CASINO

Casinos find smoking a hard habit to kick

TAGs: Maryland, Pennsylvania, smoking ban

casinos-smokingPennsylvania casinos have posted their first annual slots revenue increase in three years.

The Pennsylvania Gaming Control Board reported that the state’s dozen casinos reported slots revenue of $2.335b In the 12 months ending June 30, the close of the state’s fiscal year. That’s a gain of just under $15m (0.7%) from the previous fiscal year, marking the first annual increase since fiscal 2011-12. The numbers were boosted by a 2.7% year-on-year increase in the month of June.

MARYLAND’S SLOTS & CIGS COMBO A WINNER
Across the border in Maryland, the state’s five casinos reported revenue up nearly 27% to $92.4m in the month of June.
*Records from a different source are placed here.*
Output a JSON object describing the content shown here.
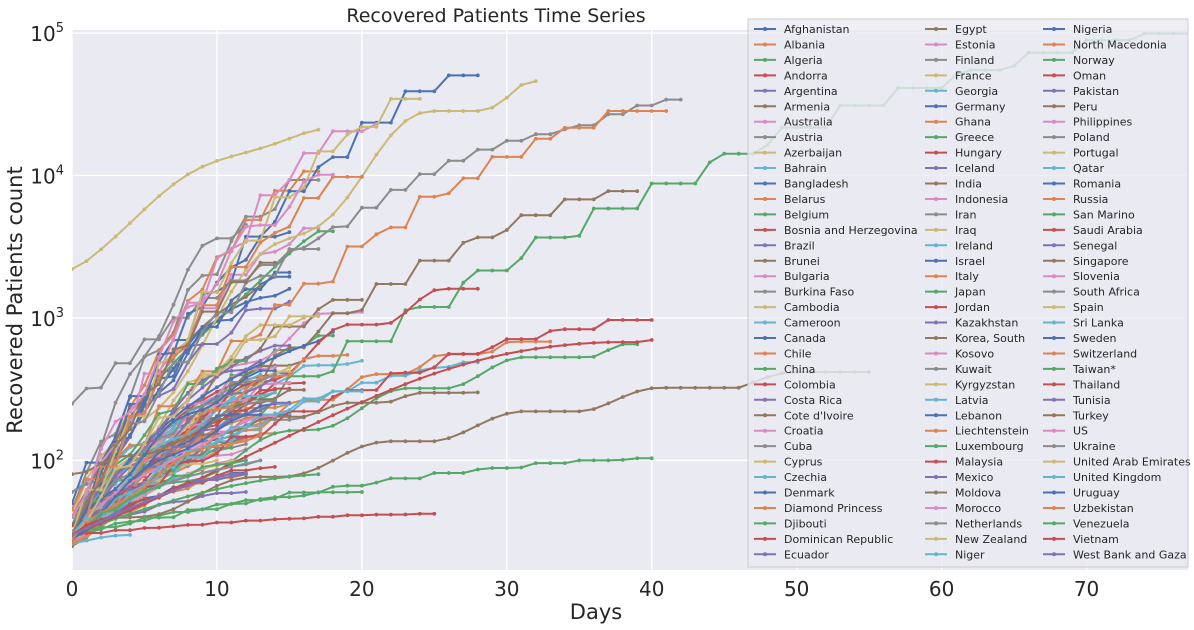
{
  "chart_data": {
    "type": "line",
    "title": "Recovered Patients Time Series",
    "xlabel": "Days",
    "ylabel": "Recovered Patients count",
    "xlim": [
      0,
      77
    ],
    "ylim": [
      17,
      105000
    ],
    "yscale": "log",
    "x_ticks": [
      0,
      10,
      20,
      30,
      40,
      50,
      60,
      70
    ],
    "y_ticks": [
      {
        "value": 100,
        "base": "10",
        "exp": "2"
      },
      {
        "value": 1000,
        "base": "10",
        "exp": "3"
      },
      {
        "value": 10000,
        "base": "10",
        "exp": "4"
      },
      {
        "value": 100000,
        "base": "10",
        "exp": "5"
      }
    ],
    "grid": true,
    "background": "#eaeaf2",
    "legend_position": "top-right",
    "legend_columns": 3,
    "series": [
      {
        "name": "Afghanistan",
        "color": "#4c72b0",
        "start": 30,
        "end": 200,
        "days": 15
      },
      {
        "name": "Albania",
        "color": "#dd8452",
        "start": 28,
        "end": 150,
        "days": 14
      },
      {
        "name": "Algeria",
        "color": "#55a868",
        "start": 30,
        "end": 700,
        "days": 18
      },
      {
        "name": "Andorra",
        "color": "#c44e52",
        "start": 27,
        "end": 350,
        "days": 16
      },
      {
        "name": "Argentina",
        "color": "#8172b3",
        "start": 26,
        "end": 400,
        "days": 15
      },
      {
        "name": "Armenia",
        "color": "#937860",
        "start": 30,
        "end": 500,
        "days": 16
      },
      {
        "name": "Australia",
        "color": "#da8bc3",
        "start": 40,
        "end": 4000,
        "days": 17
      },
      {
        "name": "Austria",
        "color": "#8c8c8c",
        "start": 45,
        "end": 9000,
        "days": 17
      },
      {
        "name": "Azerbaijan",
        "color": "#ccb974",
        "start": 28,
        "end": 450,
        "days": 15
      },
      {
        "name": "Bahrain",
        "color": "#64b5cd",
        "start": 60,
        "end": 500,
        "days": 20
      },
      {
        "name": "Bangladesh",
        "color": "#4c72b0",
        "start": 30,
        "end": 80,
        "days": 12
      },
      {
        "name": "Belarus",
        "color": "#dd8452",
        "start": 32,
        "end": 250,
        "days": 15
      },
      {
        "name": "Belgium",
        "color": "#55a868",
        "start": 35,
        "end": 4000,
        "days": 18
      },
      {
        "name": "Bosnia and Herzegovina",
        "color": "#c44e52",
        "start": 26,
        "end": 200,
        "days": 14
      },
      {
        "name": "Brazil",
        "color": "#8172b3",
        "start": 25,
        "end": 650,
        "days": 9
      },
      {
        "name": "Brunei",
        "color": "#937860",
        "start": 25,
        "end": 100,
        "days": 11
      },
      {
        "name": "Bulgaria",
        "color": "#da8bc3",
        "start": 26,
        "end": 120,
        "days": 12
      },
      {
        "name": "Burkina Faso",
        "color": "#8c8c8c",
        "start": 25,
        "end": 130,
        "days": 12
      },
      {
        "name": "Cambodia",
        "color": "#ccb974",
        "start": 30,
        "end": 100,
        "days": 10
      },
      {
        "name": "Cameroon",
        "color": "#64b5cd",
        "start": 26,
        "end": 160,
        "days": 13
      },
      {
        "name": "Canada",
        "color": "#4c72b0",
        "start": 35,
        "end": 1800,
        "days": 15
      },
      {
        "name": "Chile",
        "color": "#dd8452",
        "start": 30,
        "end": 9800,
        "days": 17
      },
      {
        "name": "China",
        "color": "#55a868",
        "start": 28,
        "end": 77000,
        "days": 77
      },
      {
        "name": "Colombia",
        "color": "#c44e52",
        "start": 30,
        "end": 400,
        "days": 14
      },
      {
        "name": "Costa Rica",
        "color": "#8172b3",
        "start": 30,
        "end": 60,
        "days": 12
      },
      {
        "name": "Cote d'Ivoire",
        "color": "#937860",
        "start": 25,
        "end": 150,
        "days": 13
      },
      {
        "name": "Croatia",
        "color": "#da8bc3",
        "start": 30,
        "end": 1100,
        "days": 20
      },
      {
        "name": "Cuba",
        "color": "#8c8c8c",
        "start": 26,
        "end": 300,
        "days": 14
      },
      {
        "name": "Cyprus",
        "color": "#ccb974",
        "start": 28,
        "end": 80,
        "days": 12
      },
      {
        "name": "Czechia",
        "color": "#64b5cd",
        "start": 35,
        "end": 250,
        "days": 12
      },
      {
        "name": "Denmark",
        "color": "#4c72b0",
        "start": 40,
        "end": 1600,
        "days": 15
      },
      {
        "name": "Diamond Princess",
        "color": "#dd8452",
        "start": 40,
        "end": 650,
        "days": 33
      },
      {
        "name": "Djibouti",
        "color": "#55a868",
        "start": 28,
        "end": 120,
        "days": 11
      },
      {
        "name": "Dominican Republic",
        "color": "#c44e52",
        "start": 28,
        "end": 300,
        "days": 14
      },
      {
        "name": "Ecuador",
        "color": "#8172b3",
        "start": 30,
        "end": 600,
        "days": 15
      },
      {
        "name": "Egypt",
        "color": "#937860",
        "start": 30,
        "end": 1300,
        "days": 20
      },
      {
        "name": "Estonia",
        "color": "#da8bc3",
        "start": 28,
        "end": 200,
        "days": 14
      },
      {
        "name": "Finland",
        "color": "#8c8c8c",
        "start": 35,
        "end": 4500,
        "days": 12
      },
      {
        "name": "France",
        "color": "#ccb974",
        "start": 40,
        "end": 46000,
        "days": 32
      },
      {
        "name": "Georgia",
        "color": "#64b5cd",
        "start": 26,
        "end": 250,
        "days": 15
      },
      {
        "name": "Germany",
        "color": "#4c72b0",
        "start": 50,
        "end": 46000,
        "days": 28
      },
      {
        "name": "Ghana",
        "color": "#dd8452",
        "start": 28,
        "end": 200,
        "days": 14
      },
      {
        "name": "Greece",
        "color": "#55a868",
        "start": 30,
        "end": 270,
        "days": 14
      },
      {
        "name": "Hungary",
        "color": "#c44e52",
        "start": 28,
        "end": 250,
        "days": 14
      },
      {
        "name": "Iceland",
        "color": "#8172b3",
        "start": 40,
        "end": 1300,
        "days": 15
      },
      {
        "name": "India",
        "color": "#937860",
        "start": 40,
        "end": 1700,
        "days": 13
      },
      {
        "name": "Indonesia",
        "color": "#da8bc3",
        "start": 30,
        "end": 450,
        "days": 14
      },
      {
        "name": "Iran",
        "color": "#8c8c8c",
        "start": 250,
        "end": 29000,
        "days": 42
      },
      {
        "name": "Iraq",
        "color": "#ccb974",
        "start": 28,
        "end": 1000,
        "days": 16
      },
      {
        "name": "Ireland",
        "color": "#64b5cd",
        "start": 30,
        "end": 400,
        "days": 13
      },
      {
        "name": "Israel",
        "color": "#4c72b0",
        "start": 35,
        "end": 2000,
        "days": 15
      },
      {
        "name": "Italy",
        "color": "#dd8452",
        "start": 45,
        "end": 26000,
        "days": 41
      },
      {
        "name": "Japan",
        "color": "#55a868",
        "start": 30,
        "end": 600,
        "days": 39
      },
      {
        "name": "Jordan",
        "color": "#c44e52",
        "start": 30,
        "end": 300,
        "days": 15
      },
      {
        "name": "Kazakhstan",
        "color": "#8172b3",
        "start": 28,
        "end": 150,
        "days": 13
      },
      {
        "name": "Korea, South",
        "color": "#937860",
        "start": 30,
        "end": 6700,
        "days": 39
      },
      {
        "name": "Kosovo",
        "color": "#da8bc3",
        "start": 26,
        "end": 100,
        "days": 11
      },
      {
        "name": "Kuwait",
        "color": "#8c8c8c",
        "start": 60,
        "end": 200,
        "days": 16
      },
      {
        "name": "Kyrgyzstan",
        "color": "#ccb974",
        "start": 28,
        "end": 100,
        "days": 12
      },
      {
        "name": "Latvia",
        "color": "#64b5cd",
        "start": 26,
        "end": 30,
        "days": 4
      },
      {
        "name": "Lebanon",
        "color": "#4c72b0",
        "start": 30,
        "end": 800,
        "days": 18
      },
      {
        "name": "Liechtenstein",
        "color": "#dd8452",
        "start": 26,
        "end": 80,
        "days": 12
      },
      {
        "name": "Luxembourg",
        "color": "#55a868",
        "start": 30,
        "end": 500,
        "days": 12
      },
      {
        "name": "Malaysia",
        "color": "#c44e52",
        "start": 30,
        "end": 1500,
        "days": 28
      },
      {
        "name": "Mexico",
        "color": "#8172b3",
        "start": 30,
        "end": 500,
        "days": 13
      },
      {
        "name": "Moldova",
        "color": "#937860",
        "start": 28,
        "end": 300,
        "days": 16
      },
      {
        "name": "Morocco",
        "color": "#da8bc3",
        "start": 30,
        "end": 350,
        "days": 15
      },
      {
        "name": "Netherlands",
        "color": "#8c8c8c",
        "start": 30,
        "end": 250,
        "days": 14
      },
      {
        "name": "New Zealand",
        "color": "#ccb974",
        "start": 30,
        "end": 400,
        "days": 15
      },
      {
        "name": "Niger",
        "color": "#64b5cd",
        "start": 30,
        "end": 480,
        "days": 28
      },
      {
        "name": "Nigeria",
        "color": "#4c72b0",
        "start": 30,
        "end": 250,
        "days": 14
      },
      {
        "name": "North Macedonia",
        "color": "#dd8452",
        "start": 28,
        "end": 200,
        "days": 14
      },
      {
        "name": "Norway",
        "color": "#55a868",
        "start": 30,
        "end": 60,
        "days": 20
      },
      {
        "name": "Oman",
        "color": "#c44e52",
        "start": 30,
        "end": 42,
        "days": 25
      },
      {
        "name": "Pakistan",
        "color": "#8172b3",
        "start": 30,
        "end": 400,
        "days": 15
      },
      {
        "name": "Peru",
        "color": "#937860",
        "start": 30,
        "end": 400,
        "days": 55
      },
      {
        "name": "Philippines",
        "color": "#da8bc3",
        "start": 30,
        "end": 23000,
        "days": 21
      },
      {
        "name": "Poland",
        "color": "#8c8c8c",
        "start": 30,
        "end": 3000,
        "days": 17
      },
      {
        "name": "Portugal",
        "color": "#ccb974",
        "start": 2200,
        "end": 21000,
        "days": 17
      },
      {
        "name": "Qatar",
        "color": "#64b5cd",
        "start": 30,
        "end": 300,
        "days": 14
      },
      {
        "name": "Romania",
        "color": "#4c72b0",
        "start": 30,
        "end": 4000,
        "days": 15
      },
      {
        "name": "Russia",
        "color": "#dd8452",
        "start": 30,
        "end": 550,
        "days": 19
      },
      {
        "name": "San Marino",
        "color": "#55a868",
        "start": 30,
        "end": 80,
        "days": 17
      },
      {
        "name": "Saudi Arabia",
        "color": "#c44e52",
        "start": 35,
        "end": 900,
        "days": 40
      },
      {
        "name": "Senegal",
        "color": "#8172b3",
        "start": 30,
        "end": 250,
        "days": 15
      },
      {
        "name": "Singapore",
        "color": "#937860",
        "start": 80,
        "end": 300,
        "days": 28
      },
      {
        "name": "Slovenia",
        "color": "#da8bc3",
        "start": 30,
        "end": 200,
        "days": 14
      },
      {
        "name": "South Africa",
        "color": "#8c8c8c",
        "start": 30,
        "end": 400,
        "days": 14
      },
      {
        "name": "Spain",
        "color": "#ccb974",
        "start": 30,
        "end": 30000,
        "days": 24
      },
      {
        "name": "Sri Lanka",
        "color": "#64b5cd",
        "start": 30,
        "end": 100,
        "days": 13
      },
      {
        "name": "Sweden",
        "color": "#4c72b0",
        "start": 30,
        "end": 400,
        "days": 14
      },
      {
        "name": "Switzerland",
        "color": "#dd8452",
        "start": 30,
        "end": 9000,
        "days": 20
      },
      {
        "name": "Taiwan*",
        "color": "#55a868",
        "start": 30,
        "end": 100,
        "days": 40
      },
      {
        "name": "Thailand",
        "color": "#c44e52",
        "start": 30,
        "end": 700,
        "days": 40
      },
      {
        "name": "Tunisia",
        "color": "#8172b3",
        "start": 30,
        "end": 80,
        "days": 12
      },
      {
        "name": "Turkey",
        "color": "#937860",
        "start": 30,
        "end": 2200,
        "days": 14
      },
      {
        "name": "US",
        "color": "#da8bc3",
        "start": 40,
        "end": 9000,
        "days": 18
      },
      {
        "name": "Ukraine",
        "color": "#8c8c8c",
        "start": 30,
        "end": 100,
        "days": 13
      },
      {
        "name": "United Arab Emirates",
        "color": "#ccb974",
        "start": 30,
        "end": 1000,
        "days": 17
      },
      {
        "name": "United Kingdom",
        "color": "#64b5cd",
        "start": 30,
        "end": 300,
        "days": 20
      },
      {
        "name": "Uruguay",
        "color": "#4c72b0",
        "start": 28,
        "end": 200,
        "days": 13
      },
      {
        "name": "Uzbekistan",
        "color": "#dd8452",
        "start": 28,
        "end": 150,
        "days": 13
      },
      {
        "name": "Venezuela",
        "color": "#55a868",
        "start": 30,
        "end": 100,
        "days": 12
      },
      {
        "name": "Vietnam",
        "color": "#c44e52",
        "start": 30,
        "end": 90,
        "days": 14
      },
      {
        "name": "West Bank and Gaza",
        "color": "#8172b3",
        "start": 30,
        "end": 80,
        "days": 12
      }
    ]
  }
}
However, if you exclude contributions from Horseshoe Casino Baltimore, which hadn’t yet opened last June, revenue at the four other casinos declined 5.1%.
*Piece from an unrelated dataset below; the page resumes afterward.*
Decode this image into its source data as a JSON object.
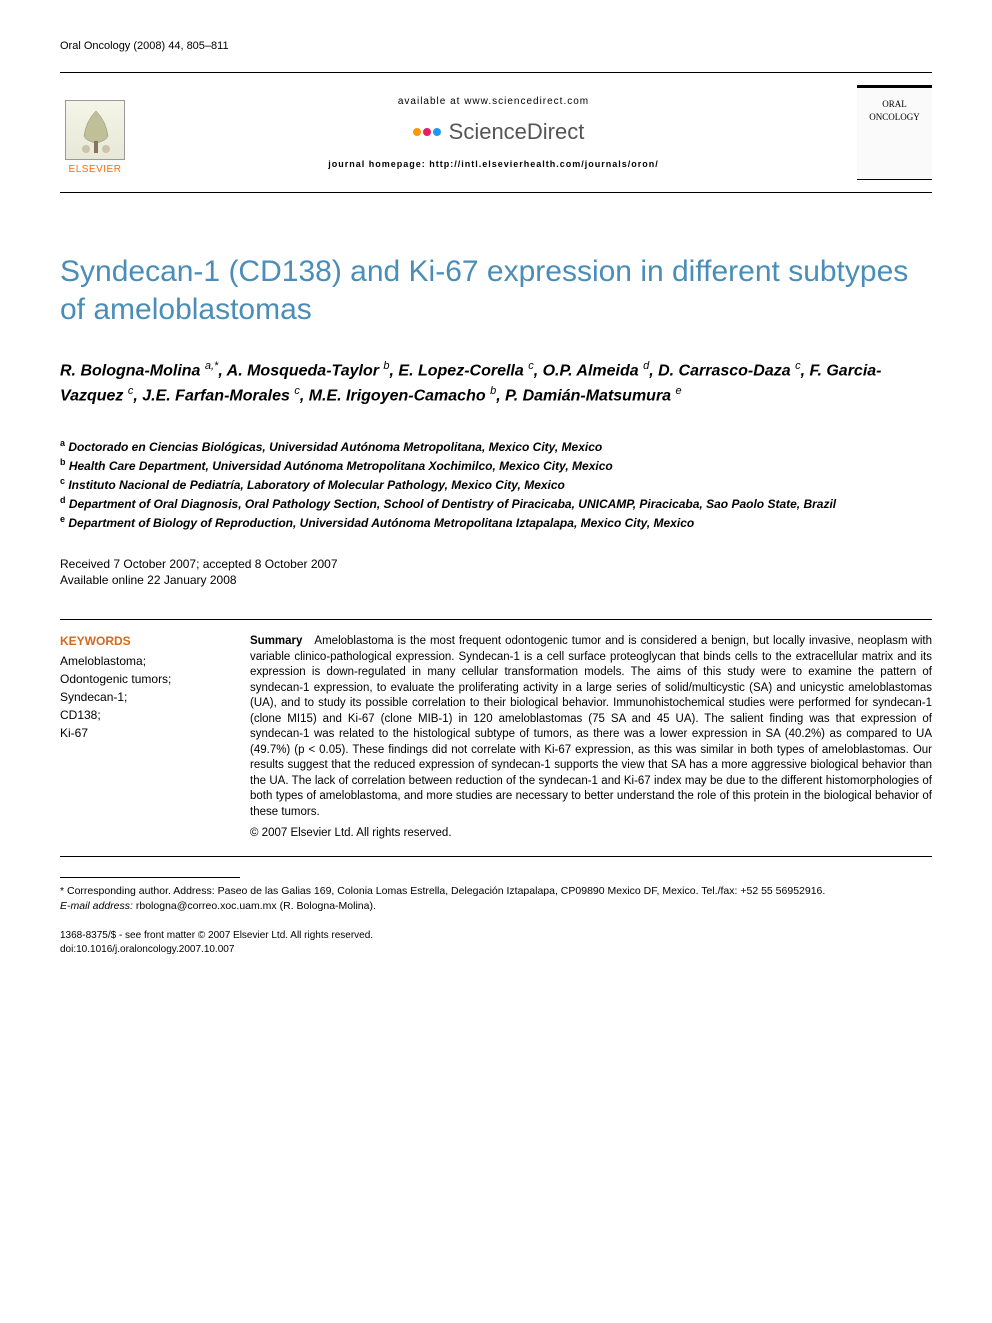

The Horseshoe is the only Maryland casino at which patrons can smoke while they play slots, provided they’re cool with braving the elements. All five Maryland casinos have designated smoking areas but the Shoe has eight outdoor ‘smoking terraces,’ each of which is the size of a large apartment balcony equipped with a number of slot machines.
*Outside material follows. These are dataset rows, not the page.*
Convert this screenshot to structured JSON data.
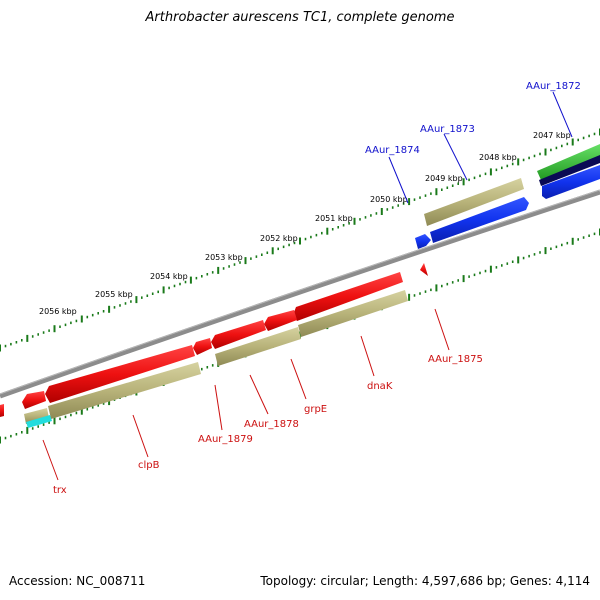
{
  "title": "Arthrobacter aurescens TC1, complete genome",
  "accession_text": "Accession: NC_008711",
  "summary_text": "Topology: circular; Length: 4,597,686 bp; Genes: 4,114",
  "colors": {
    "backbone": "#8c8c8c",
    "tick": "#1a7a1a",
    "forward_label": "#1010cc",
    "reverse_label": "#cc1010",
    "gene_red": "#ee1111",
    "gene_blue": "#1133ee",
    "gene_navy": "#0a0a55",
    "gene_green": "#33cc33",
    "feature_khaki": "#b8b37a",
    "feature_cyan": "#22dddd"
  },
  "kbp_labels": [
    "2047 kbp",
    "2048 kbp",
    "2049 kbp",
    "2050 kbp",
    "2051 kbp",
    "2052 kbp",
    "2053 kbp",
    "2054 kbp",
    "2055 kbp",
    "2056 kbp"
  ],
  "forward_gene_labels": [
    "AAur_1872",
    "AAur_1873",
    "AAur_1874"
  ],
  "reverse_gene_labels": [
    "AAur_1875",
    "dnaK",
    "grpE",
    "AAur_1878",
    "AAur_1879",
    "clpB",
    "trx"
  ]
}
The Shoe’s VP of marketing Noah Hirsch told the Baltimore Sun that the slots & cigs combo allowed casino customers “more choices to explore how they like their entertainment.” The slots are only accessible if it isn’t raining or snowing outside and some patrons said the terraces wouldn’t be their first choice if it was particularly muggy out, but it’s apparently preferable to the alternative.

The state’s other casinos are considering following the Shoe’s lead. Rocky Gap Casino Resort was recently approved to install 30 slots on one of its outdoor smoking decks, which is set to open Aug. 1. Robert Norton, president of the state’s leading casino Maryland Live, said his property would consider following suit “if it makes sense.”

SMOKING & CASINOS = PEANUT BUTTER & CHOCOLATE (AND MONEY)
There’s no question that allowing customers to smoke in casinos makes financial sense. In May, Harrah’s New Orleans casino reported a 16% fall in gambling revenue after Orleans Parish imposed an indoor smoking ban in April. Figures from June show statewide casino revenue up 10.9% but Harrah’s was again down 16%. A Harrah’s spokesman said slots revenue was particularly hard hit following the ban.

Harrah’s could be waiting a long time for a rebound. In Chile, the country’s 16 casinos endured a 21% revenue decline after an indoor smoking ban was imposed in 2013. The Chilean Gaming Control Board released figures this month showing that the casino industry has only now achieved the same revenue levels it enjoyed in the first five months of 2012, before the ban took effect.

Small wonder then, that Macau’s casino operators – already dealing with 13 straight months of falling revenue – are dreading the special administrative region’s proposal to ban smoking in VIP rooms as well as the elimination of airport-style smoking lounges on the main gaming floor. Analysts have suggested the ban could trim 10% off mass market revenue and 15% off the VIP business.

Macau’s smoking legislation had its first reading on Thursday, followed by a vote in which 26 of 28 Legislative Assembly members voiced their approval of the plan. A working committee will now study the legislation before issuing a report, which will be followed by a second and final vote. Hopes are fading that the committee will recommend maintaining the smoking lounges, which the casinos spent an estimated $125m to construct just one year ago.